23andMe sues Ancestry.com: 5 things to know

23andMe, the second largest direct-to-consumer genetic testing company, filed a lawsuit against its top competitor in a California federal district court May 11.

Here are five things to know about 23andMe's lawsuit against Ancestry.com, the largest provider of direct-to-consumer genealogy services:

1. 23andMe alleged Ancestry.com infringed on its patented method for identifying a customer's relatives based on a DNA sample. The intellectual property lawsuit focuses on whether Ancestry.com uses 23andMe's methods for returning results — such as the company's confidence in potential relatives — to its customers, according to Wired.

"23andMe is a company built on innovation and we have brought this action to defend our intellectual property rights," 23andMe said in a statement to Wired.

2. The 2013 patent cited in the lawsuit — titled "Finding relatives in a database" — describes how 23andMe analyzes a customer's genome to determine potential family members. The method leverages a concept dubbed "identical by descent," which matches the percentage of shared DNA between different people to estimate how related they are to one another.

3. Legal experts cited by Wired hypothesize Ancestry.com will argue 23andMe's patent is invalid, either by claiming the company did not invent the technology or by saying the company's genealogy method is an abstract idea that cannot be patented. The process outlined in 23andMe's patent is widely used among population geneticists, according to a genetics researcher at the Broad Institute in Cambridge, Mass.

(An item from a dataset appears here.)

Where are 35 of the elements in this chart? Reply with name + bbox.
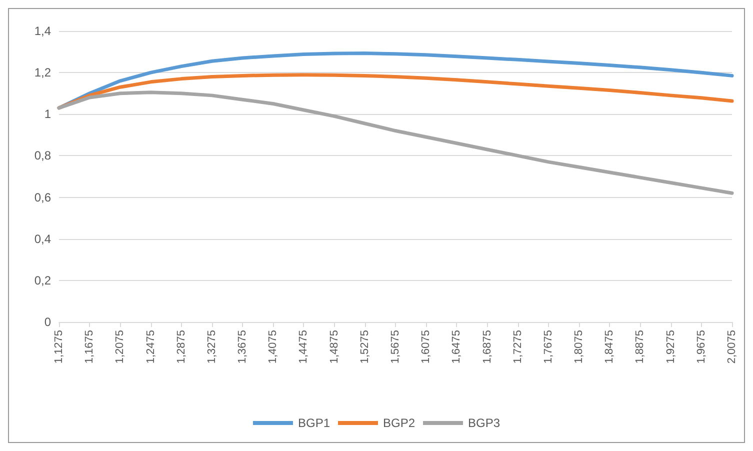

4. In its lawsuit, 23andMe accused Ancestry.com of "misleading advertising." 23andMe alleged Ancestry.com advertises that it offers "5x more regions than other DNA tests," only acknowledging it does not test for five times more regions than 23andMe in small print.

23andMe also asked the court to nullify Ancestry.com's trademarked name, "Ancestry," arguing the word is a generic term used by various other companies in the genealogy space, according to Bloomberg. In the past, Ancestry.com has alleged 23andMe's use of the world "Ancestry" in its products infringes on the company's trademark, according to the lawsuit.

5. 23andMe's lawsuit seeks unspecified damages and disgorgement of any profits Ancestry.com earned as a result of its allegedly misleading advertisements.

An Ancestry.com spokesperson told Wired the company intends to "vigorously defend ourselves against these claims."